What connects prophets with roundabout dogs?

Maybe you aren’t fully acquainted with the phenomenon of roundabout dogs. It is a statue of a dog, which somebody places in a roundabout, usually without applying for permission. It has been particularly common in Sweden, though it looks like it is mostly Scanians and x:th generation immigrants who do this, perhaps to make Swedish society feel less cold.

Typical roundabout dog

In Swedish, such a dog is called rundellhund, where rundell = ’roundabout’, actually the grass in the centre circle, and hund = ‘dog’. The most influential archetype would be Cirkulation II, by Stina Opitz, where a small dog faces an enormous ring.

Let’s digress a little into the word ‘hund’ before answering the question in the title. It means ‘100’ or a similar amount in Gothic and it makes sense to think of it as a Gothic word since it was used a lot in the Gothic scriptures. It is related to Latin canis ‘dog’ and Greek κύων, with the same meaning. However, notice that these don’t have a /d/-sound at the end. The Latin word for ‘100’ centum does have a /t/. So in older language a /d~t~θ/ ending disambiguated this word into a number, and the lack of it referred to an animal.

Now, let’s read Mark 7:25-30.

But immediately a woman whose little daughter had an unclean spirit heard of him and came and fell down at his feet. Now the woman was a Gentile, a Syrophoenician by birth. And she begged him to cast the demon out of her daughter. And he said to her, “Let the children be fed first, for it is not right to take the children’s bread and throw it to the dogs.”
But she answered him, “Yes, Lord; yet even the dogs under the table eat the children’s crumbs.” And he said to her, “For this statement you may go your way; the demon has left your daughter.” And she went home and found the child lying in bed and the demon gone. (ESV)

Is it important that she was “Syrophoenician”? Maybe. The word for “gentile” here is, in Syriac, ܚܰܢܦ݂ܬ݂ܳܐ, same word as Hebrew חָנֵף. In the Gothic version it gets translated ‘haidno’, which is commonly said to derive from haiþi ‘field’, but I am not so sure, considering the likeness to the Hebrew/Aramaic word and my observation that whereas pagan ‘from the country’ from Latin paganus, is typically used about religions from the countryside, heathen and heathendom are typically used about rather urban movements, and a field isn’t exactly the country so it is etymologically unlikely. That is, for such a coinage people would be more likely to use a starting point which really refers to the country. Maybe it’s based on Isaiah 56:9-11.

Where were we? Well, this Hebrewmaic word chanef is really similar to French chien ‘dog’ and even to Gothic hunds ‘dog’, in that it has chet-vowel-nun, where chet eminently corresponds to both k and h in Indoeuropean. So, if you read the verses in Mark again, you start to see something, which will also help you understand Matthew’s chapter 7.
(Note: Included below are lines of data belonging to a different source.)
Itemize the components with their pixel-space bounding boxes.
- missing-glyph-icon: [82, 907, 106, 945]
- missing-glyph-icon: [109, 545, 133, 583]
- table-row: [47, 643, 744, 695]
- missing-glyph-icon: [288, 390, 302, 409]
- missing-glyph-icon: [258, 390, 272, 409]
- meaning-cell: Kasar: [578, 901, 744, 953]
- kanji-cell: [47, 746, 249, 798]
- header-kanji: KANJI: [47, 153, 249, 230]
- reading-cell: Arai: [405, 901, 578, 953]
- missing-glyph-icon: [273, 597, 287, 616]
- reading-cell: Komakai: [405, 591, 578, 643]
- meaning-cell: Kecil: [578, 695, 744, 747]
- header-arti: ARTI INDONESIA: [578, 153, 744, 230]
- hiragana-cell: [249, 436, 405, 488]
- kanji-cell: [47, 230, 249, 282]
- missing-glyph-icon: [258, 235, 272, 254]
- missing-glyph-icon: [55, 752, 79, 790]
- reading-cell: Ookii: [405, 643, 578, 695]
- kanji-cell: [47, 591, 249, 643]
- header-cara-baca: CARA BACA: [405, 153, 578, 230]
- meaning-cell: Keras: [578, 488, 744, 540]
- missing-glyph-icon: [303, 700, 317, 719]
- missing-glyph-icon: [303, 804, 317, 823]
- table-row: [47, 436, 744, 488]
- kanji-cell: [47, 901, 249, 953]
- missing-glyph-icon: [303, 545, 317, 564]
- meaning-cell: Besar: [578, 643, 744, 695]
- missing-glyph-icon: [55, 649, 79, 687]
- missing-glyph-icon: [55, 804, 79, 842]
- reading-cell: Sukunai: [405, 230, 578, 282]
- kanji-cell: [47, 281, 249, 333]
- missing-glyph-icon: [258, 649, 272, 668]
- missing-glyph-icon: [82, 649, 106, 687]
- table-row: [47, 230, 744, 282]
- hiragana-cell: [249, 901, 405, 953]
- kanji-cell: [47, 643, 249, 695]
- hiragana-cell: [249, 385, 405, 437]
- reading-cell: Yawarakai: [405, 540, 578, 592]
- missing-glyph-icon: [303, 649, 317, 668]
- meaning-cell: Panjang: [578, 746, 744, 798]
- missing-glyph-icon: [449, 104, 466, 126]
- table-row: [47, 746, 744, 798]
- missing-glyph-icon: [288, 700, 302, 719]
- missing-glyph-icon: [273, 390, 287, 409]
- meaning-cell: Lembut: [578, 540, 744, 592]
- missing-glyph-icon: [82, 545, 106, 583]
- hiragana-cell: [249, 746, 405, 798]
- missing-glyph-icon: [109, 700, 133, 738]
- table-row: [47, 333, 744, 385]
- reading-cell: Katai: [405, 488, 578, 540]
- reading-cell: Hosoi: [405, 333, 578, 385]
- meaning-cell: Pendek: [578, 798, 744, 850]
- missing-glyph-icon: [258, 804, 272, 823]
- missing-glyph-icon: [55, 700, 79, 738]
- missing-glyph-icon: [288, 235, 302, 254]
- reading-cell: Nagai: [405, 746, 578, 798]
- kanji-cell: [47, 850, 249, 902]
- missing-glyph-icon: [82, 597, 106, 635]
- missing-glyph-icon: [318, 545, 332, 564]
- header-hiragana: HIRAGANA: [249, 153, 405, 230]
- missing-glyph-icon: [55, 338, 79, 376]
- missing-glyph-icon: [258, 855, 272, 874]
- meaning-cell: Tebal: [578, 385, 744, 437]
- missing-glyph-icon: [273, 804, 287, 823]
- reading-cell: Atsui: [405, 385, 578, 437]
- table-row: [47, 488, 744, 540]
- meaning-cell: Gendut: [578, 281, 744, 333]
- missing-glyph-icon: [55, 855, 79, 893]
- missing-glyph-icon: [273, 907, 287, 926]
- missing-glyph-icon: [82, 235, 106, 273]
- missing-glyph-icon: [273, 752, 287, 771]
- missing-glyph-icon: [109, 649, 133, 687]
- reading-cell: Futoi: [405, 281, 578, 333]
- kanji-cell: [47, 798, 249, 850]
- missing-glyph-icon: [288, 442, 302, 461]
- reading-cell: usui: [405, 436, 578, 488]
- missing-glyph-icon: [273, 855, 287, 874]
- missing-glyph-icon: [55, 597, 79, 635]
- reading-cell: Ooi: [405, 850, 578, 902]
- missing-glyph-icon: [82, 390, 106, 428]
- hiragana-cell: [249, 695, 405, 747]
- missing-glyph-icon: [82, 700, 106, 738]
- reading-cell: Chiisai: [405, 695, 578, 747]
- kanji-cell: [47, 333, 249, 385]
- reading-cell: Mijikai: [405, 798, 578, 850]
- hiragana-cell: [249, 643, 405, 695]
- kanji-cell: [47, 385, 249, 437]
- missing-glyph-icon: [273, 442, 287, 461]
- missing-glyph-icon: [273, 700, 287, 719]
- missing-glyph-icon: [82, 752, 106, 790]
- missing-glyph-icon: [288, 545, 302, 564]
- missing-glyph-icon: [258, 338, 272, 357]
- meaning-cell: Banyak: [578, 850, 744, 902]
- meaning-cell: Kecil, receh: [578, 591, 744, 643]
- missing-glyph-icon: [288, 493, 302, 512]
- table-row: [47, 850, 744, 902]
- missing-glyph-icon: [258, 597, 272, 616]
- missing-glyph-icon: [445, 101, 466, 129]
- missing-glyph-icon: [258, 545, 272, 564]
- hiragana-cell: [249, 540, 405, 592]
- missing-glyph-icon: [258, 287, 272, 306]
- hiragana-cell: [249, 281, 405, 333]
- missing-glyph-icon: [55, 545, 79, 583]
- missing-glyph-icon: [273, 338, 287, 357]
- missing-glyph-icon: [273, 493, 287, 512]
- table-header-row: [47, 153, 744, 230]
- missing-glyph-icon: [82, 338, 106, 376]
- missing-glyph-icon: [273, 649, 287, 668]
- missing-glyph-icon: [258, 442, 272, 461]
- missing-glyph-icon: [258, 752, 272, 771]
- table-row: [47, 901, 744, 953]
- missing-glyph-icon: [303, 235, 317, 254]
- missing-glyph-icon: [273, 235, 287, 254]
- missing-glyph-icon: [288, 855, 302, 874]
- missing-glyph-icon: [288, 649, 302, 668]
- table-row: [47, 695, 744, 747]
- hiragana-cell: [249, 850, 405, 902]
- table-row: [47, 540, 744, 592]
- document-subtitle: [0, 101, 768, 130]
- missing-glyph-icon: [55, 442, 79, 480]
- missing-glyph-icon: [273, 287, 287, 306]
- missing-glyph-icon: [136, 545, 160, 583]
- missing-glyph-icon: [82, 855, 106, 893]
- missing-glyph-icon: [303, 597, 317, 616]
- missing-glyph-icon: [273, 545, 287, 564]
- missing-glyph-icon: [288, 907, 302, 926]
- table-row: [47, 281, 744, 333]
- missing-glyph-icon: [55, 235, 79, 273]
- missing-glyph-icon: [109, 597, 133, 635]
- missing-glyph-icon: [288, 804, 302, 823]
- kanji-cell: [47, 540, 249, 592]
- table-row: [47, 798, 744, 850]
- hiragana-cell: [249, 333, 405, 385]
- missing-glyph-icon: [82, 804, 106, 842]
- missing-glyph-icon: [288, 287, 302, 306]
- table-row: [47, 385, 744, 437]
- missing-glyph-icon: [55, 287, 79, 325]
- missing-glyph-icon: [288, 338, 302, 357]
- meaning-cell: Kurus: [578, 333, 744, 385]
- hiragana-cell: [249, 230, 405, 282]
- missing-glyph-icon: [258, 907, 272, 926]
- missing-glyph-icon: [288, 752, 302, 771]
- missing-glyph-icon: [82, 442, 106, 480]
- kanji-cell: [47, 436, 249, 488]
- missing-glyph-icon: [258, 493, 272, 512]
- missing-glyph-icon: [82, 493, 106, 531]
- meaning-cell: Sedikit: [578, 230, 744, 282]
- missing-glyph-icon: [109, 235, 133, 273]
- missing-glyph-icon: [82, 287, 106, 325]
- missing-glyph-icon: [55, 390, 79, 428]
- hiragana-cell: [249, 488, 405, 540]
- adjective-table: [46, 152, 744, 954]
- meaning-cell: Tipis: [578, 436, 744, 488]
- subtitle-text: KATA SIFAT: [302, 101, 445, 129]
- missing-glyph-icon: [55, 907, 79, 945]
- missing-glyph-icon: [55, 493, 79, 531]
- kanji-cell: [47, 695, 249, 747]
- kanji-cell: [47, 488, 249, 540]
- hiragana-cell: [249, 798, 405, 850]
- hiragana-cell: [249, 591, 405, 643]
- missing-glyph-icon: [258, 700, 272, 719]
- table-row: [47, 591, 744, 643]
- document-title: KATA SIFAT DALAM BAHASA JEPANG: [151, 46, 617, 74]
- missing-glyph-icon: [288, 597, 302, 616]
To deliver a prophetic message, you need to grab peoples’ attention. One way of doing that is to place yourself in the centre of common spaces, like intersections of roads.

Does not wisdom call?
Does not understanding raise her voice?
On the heights beside the way,
at the crossroads she takes her stand;
— Proverbs 8:1-2 (ESV).

A prophet often has the task of warning righteous people before a disaster strikes a community, as have dogs. (Isaiah 56:10-11; Pesachim 113a.)
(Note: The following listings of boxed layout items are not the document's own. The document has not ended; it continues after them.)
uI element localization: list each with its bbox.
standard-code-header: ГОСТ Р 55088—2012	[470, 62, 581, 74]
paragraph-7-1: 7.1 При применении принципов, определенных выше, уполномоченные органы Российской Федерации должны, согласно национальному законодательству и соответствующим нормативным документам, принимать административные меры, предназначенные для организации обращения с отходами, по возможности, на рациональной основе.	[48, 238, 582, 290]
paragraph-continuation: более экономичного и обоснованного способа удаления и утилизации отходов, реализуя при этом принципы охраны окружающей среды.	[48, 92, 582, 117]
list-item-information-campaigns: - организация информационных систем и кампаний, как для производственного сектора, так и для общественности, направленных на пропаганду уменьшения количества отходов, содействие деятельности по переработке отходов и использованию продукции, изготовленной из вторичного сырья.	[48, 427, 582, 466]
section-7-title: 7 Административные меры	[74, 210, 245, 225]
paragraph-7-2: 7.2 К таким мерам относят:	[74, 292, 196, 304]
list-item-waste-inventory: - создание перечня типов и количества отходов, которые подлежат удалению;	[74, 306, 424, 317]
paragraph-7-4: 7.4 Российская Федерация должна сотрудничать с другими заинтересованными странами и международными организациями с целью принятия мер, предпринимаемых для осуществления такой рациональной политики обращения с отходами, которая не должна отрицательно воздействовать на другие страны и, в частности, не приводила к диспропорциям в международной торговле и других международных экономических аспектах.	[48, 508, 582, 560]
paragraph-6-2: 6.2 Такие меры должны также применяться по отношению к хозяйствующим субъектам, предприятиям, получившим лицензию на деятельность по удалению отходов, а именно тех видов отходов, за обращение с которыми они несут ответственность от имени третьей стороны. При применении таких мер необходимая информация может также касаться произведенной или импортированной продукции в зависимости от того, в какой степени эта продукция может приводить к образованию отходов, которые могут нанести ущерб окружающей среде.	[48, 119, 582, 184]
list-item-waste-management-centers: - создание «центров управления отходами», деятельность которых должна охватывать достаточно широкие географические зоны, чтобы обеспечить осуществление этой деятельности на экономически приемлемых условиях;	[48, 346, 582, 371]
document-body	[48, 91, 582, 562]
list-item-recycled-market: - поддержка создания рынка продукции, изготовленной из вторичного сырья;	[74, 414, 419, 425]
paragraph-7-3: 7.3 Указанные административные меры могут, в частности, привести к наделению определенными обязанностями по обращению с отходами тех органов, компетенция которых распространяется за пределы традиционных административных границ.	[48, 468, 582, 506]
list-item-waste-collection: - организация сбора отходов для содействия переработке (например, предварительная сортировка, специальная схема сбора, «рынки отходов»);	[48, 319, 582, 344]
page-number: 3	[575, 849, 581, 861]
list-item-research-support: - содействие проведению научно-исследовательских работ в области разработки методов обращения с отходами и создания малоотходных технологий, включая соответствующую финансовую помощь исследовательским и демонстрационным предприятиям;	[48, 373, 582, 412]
A third similarity is the dog and the prophet usually are somewhat outside the community.

Indeed, in the Middle East, not least in Arabia, dogs are so stigmatized that no humans wish to be associated with them. This negative connotation is appropriate if we consider that “heathen” typically refer to urban people and the Middle East is very urbanized. In order to not behave in too heathen ways therefore, the peoples of the Middle East, need to avoid acting like dogs.

An extreme manifestation of this basically sound stance, was triggered when the doctor and expert in the theory of arts Lars Vilks drew Mohammed — Islam’s most holy prophet — as a roundabout dog. The emotional reaction of people in the Middle East overshadowed the lessons we should learn from this rather insightful piece of art. It is a vast subject and this article is but a modest introduction.
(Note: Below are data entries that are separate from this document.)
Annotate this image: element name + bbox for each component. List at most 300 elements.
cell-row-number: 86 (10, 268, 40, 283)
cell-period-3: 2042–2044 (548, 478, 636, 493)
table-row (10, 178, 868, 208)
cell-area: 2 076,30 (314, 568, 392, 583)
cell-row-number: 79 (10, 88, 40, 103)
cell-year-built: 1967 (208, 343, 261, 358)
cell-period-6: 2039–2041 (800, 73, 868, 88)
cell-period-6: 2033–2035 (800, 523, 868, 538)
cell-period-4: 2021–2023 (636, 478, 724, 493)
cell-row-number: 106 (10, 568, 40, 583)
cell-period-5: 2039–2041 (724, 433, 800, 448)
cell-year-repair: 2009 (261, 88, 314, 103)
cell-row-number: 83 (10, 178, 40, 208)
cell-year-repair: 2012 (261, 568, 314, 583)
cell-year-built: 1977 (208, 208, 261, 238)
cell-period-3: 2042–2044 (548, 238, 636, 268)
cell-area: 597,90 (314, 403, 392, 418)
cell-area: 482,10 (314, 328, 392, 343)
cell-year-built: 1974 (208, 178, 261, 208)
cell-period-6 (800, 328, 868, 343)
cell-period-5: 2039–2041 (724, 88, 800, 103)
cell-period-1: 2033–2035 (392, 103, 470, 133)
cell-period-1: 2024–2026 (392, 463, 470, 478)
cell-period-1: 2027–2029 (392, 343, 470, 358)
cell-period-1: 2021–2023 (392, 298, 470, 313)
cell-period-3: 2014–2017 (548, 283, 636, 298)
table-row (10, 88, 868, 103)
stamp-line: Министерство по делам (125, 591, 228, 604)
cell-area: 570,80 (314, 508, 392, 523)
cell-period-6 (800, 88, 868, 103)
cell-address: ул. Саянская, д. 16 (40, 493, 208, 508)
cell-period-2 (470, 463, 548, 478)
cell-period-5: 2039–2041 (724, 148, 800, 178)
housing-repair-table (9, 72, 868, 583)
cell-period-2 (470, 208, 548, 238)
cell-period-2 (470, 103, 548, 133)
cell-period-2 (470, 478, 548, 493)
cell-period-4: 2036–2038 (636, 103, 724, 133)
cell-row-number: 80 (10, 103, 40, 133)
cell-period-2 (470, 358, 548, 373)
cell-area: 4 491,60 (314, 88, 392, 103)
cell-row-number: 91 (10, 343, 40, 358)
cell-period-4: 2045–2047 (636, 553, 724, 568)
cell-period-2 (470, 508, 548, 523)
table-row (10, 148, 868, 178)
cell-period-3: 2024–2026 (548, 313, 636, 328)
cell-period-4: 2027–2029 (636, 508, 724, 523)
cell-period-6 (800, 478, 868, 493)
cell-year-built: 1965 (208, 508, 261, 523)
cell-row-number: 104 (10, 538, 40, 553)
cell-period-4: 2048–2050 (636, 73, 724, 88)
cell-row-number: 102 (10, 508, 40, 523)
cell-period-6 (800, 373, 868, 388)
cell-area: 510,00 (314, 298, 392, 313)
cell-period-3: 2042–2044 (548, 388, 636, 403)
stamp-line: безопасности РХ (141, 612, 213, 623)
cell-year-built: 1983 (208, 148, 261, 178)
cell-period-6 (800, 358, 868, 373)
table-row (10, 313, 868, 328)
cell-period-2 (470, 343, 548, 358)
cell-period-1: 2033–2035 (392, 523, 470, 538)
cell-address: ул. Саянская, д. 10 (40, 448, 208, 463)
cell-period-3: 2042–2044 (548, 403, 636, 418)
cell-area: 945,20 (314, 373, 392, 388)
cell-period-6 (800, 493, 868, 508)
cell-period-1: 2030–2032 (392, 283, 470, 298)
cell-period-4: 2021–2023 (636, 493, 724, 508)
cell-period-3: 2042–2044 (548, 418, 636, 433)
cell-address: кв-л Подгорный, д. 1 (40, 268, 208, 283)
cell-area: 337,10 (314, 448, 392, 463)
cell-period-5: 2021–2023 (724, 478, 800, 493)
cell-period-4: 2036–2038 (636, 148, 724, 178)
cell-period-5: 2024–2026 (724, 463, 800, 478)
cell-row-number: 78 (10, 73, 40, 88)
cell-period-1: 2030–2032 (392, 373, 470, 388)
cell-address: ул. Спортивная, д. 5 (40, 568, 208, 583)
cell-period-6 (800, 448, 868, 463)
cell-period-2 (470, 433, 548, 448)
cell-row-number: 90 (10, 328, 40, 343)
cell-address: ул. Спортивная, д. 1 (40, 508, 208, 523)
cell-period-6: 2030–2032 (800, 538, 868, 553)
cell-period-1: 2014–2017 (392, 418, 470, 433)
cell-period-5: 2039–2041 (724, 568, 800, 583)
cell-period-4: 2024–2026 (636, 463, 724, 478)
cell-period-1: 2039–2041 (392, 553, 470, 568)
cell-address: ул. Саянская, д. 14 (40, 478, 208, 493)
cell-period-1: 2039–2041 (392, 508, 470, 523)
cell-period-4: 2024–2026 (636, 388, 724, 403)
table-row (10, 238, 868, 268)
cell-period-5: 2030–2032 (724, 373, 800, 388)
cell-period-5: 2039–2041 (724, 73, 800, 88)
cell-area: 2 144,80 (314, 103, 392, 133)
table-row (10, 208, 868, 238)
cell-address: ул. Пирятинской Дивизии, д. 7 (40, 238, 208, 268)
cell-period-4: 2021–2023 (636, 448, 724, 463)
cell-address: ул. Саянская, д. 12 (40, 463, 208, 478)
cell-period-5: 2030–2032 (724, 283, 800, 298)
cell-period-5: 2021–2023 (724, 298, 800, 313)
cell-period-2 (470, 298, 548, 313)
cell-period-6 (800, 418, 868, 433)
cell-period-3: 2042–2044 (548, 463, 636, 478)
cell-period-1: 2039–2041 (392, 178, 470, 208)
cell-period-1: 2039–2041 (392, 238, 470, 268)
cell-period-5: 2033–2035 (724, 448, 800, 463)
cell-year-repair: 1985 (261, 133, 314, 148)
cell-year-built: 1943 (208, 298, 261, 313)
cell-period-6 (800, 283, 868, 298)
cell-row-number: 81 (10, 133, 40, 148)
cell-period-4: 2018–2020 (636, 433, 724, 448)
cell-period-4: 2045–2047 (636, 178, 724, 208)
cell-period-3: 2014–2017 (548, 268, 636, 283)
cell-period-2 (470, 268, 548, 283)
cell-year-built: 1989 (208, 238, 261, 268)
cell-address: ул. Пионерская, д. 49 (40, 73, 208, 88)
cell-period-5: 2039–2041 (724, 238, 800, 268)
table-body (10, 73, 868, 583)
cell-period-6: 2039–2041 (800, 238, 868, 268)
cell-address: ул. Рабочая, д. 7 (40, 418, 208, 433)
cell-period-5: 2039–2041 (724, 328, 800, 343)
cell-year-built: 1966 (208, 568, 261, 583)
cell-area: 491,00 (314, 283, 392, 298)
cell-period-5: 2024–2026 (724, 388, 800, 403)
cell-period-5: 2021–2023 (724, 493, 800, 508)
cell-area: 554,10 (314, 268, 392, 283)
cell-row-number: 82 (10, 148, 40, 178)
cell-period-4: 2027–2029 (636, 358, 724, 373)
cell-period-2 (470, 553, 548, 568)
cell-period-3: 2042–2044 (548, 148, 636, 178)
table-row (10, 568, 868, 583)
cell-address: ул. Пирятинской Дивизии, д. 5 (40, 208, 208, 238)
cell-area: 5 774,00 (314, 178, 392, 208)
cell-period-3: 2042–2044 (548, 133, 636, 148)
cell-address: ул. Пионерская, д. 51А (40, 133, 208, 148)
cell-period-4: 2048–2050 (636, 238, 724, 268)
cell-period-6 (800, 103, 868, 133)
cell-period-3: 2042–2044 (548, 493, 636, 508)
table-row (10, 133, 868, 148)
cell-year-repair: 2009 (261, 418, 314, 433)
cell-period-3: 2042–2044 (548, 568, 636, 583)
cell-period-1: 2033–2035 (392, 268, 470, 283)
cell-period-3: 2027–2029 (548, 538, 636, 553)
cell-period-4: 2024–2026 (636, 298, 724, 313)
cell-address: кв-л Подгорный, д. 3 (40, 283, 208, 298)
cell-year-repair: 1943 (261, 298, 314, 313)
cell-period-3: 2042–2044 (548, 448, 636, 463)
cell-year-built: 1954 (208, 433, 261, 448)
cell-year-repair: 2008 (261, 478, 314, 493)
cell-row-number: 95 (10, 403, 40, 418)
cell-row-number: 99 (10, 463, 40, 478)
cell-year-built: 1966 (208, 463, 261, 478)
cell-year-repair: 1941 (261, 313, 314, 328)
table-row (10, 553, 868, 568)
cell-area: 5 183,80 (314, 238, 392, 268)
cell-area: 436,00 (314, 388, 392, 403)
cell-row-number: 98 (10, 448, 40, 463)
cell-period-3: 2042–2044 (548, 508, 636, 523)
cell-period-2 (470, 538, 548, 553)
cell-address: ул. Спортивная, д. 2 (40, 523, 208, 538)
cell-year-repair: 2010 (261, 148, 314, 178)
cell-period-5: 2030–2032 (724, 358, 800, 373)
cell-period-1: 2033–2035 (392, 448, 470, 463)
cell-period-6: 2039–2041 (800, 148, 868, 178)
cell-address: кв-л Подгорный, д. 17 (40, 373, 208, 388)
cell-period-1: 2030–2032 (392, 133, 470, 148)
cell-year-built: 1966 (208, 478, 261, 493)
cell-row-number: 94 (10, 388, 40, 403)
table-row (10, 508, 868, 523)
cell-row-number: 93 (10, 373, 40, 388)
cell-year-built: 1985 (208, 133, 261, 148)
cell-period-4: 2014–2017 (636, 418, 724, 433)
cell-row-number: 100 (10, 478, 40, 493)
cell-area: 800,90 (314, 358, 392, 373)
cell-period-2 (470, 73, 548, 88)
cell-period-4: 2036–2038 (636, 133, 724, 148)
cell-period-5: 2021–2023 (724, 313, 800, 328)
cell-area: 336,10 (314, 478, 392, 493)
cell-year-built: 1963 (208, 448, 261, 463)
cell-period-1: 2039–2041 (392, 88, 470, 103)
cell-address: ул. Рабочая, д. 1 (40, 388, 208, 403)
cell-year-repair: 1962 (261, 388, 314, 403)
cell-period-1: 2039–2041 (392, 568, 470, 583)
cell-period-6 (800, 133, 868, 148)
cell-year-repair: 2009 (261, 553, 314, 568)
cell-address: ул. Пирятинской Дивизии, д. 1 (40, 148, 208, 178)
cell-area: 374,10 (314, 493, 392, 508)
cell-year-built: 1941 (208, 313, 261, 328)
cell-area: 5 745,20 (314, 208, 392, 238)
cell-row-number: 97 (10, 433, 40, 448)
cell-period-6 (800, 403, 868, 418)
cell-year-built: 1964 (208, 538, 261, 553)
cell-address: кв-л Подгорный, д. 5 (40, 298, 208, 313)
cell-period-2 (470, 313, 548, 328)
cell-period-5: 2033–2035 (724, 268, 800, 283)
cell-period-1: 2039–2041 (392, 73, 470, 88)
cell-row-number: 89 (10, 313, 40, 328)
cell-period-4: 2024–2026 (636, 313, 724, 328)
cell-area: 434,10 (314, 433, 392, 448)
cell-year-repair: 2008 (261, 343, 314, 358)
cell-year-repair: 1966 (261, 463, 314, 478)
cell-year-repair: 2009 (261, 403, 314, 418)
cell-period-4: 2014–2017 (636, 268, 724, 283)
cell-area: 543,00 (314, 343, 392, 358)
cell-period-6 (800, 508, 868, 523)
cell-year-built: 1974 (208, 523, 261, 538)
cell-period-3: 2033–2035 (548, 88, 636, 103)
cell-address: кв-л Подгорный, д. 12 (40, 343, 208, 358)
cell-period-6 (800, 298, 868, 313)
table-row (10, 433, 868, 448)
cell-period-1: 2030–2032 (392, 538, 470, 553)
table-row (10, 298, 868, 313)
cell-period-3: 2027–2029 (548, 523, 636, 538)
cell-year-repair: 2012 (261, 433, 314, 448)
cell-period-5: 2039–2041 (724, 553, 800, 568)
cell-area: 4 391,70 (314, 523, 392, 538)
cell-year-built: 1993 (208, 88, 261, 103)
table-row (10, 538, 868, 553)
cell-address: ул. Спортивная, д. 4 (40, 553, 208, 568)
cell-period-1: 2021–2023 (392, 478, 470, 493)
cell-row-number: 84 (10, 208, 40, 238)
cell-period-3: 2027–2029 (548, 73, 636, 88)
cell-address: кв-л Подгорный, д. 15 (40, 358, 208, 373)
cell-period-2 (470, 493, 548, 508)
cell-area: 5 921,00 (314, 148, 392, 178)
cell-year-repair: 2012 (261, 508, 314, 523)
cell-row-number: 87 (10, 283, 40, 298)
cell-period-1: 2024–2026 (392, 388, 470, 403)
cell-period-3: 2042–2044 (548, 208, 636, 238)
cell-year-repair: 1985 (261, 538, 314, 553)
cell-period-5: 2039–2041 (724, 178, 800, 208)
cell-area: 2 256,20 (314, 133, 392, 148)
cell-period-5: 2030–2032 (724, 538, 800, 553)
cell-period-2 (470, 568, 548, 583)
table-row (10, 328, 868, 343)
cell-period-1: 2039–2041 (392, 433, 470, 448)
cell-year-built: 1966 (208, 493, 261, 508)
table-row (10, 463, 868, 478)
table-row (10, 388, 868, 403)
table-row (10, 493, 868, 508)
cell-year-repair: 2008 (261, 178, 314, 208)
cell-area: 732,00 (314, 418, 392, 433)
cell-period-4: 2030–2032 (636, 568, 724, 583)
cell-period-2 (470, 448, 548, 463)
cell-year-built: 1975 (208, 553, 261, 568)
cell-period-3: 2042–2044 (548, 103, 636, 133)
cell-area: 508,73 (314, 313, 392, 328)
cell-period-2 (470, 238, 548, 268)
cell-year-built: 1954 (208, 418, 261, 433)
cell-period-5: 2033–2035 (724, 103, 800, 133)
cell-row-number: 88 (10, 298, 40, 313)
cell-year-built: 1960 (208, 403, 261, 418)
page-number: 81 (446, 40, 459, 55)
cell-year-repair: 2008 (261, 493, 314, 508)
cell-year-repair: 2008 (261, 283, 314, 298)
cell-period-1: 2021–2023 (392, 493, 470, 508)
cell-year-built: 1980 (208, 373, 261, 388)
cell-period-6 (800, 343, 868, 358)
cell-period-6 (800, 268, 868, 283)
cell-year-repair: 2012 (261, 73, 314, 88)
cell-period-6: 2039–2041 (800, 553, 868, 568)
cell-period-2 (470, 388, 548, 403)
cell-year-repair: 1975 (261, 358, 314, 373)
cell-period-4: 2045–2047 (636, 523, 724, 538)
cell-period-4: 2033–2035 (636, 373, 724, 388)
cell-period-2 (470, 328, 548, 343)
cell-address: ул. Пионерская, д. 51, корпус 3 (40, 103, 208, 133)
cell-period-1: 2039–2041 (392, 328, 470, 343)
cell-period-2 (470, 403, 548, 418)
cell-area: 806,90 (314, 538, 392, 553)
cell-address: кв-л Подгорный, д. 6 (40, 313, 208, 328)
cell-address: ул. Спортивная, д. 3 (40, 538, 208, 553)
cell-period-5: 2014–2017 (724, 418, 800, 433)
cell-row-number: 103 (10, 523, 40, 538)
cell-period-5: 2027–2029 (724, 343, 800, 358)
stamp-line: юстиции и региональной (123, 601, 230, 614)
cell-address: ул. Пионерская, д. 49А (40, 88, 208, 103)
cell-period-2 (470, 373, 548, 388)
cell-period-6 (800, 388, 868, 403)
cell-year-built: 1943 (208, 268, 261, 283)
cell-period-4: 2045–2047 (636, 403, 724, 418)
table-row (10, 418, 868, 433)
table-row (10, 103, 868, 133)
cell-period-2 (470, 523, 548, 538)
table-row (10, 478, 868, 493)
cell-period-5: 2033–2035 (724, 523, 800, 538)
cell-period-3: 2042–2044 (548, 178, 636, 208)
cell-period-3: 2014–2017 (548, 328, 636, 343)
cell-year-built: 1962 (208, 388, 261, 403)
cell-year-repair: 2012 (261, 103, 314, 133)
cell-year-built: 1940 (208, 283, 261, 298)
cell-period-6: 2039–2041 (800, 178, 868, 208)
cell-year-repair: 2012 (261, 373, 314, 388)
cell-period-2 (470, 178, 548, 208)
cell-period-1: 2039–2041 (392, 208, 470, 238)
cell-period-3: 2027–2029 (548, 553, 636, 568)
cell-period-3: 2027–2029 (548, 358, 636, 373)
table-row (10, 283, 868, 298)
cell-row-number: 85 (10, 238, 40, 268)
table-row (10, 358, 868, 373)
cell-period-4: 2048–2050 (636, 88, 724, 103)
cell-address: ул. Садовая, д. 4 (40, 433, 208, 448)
Some important figures in Christianity have names relating to dogs and wolves:
Kaleb obviously — his name is the Hebrew word for dog.
Abarim Publications note: “It is curious that a Biblical hero is known by a name that is absolutely negative.”
Wulfila (a Gothic bishop), his name means ‘(little) wolf’.
And finally the artist we just mentioned.
Vilks means ‘wolf’ in Latvian.

Even among Europeans, not least since many Europeans have migrated to Europe from the Middle East several thousand years ago, there may be different perceptions about the meaning of the word ‘hund’ depending on how the 〈h〉 is pronounced. I suggest that people who pronounce it /χ~ɧ/ take it as synonymous to Hebrew chelev, whereas those of us who pronounce /h/ don’t make the sexual connection, therefore having a more positive opinion of dogs.

Ideas for further reading: Exodus 22:31 (LXX 30), then Acts chapter 10.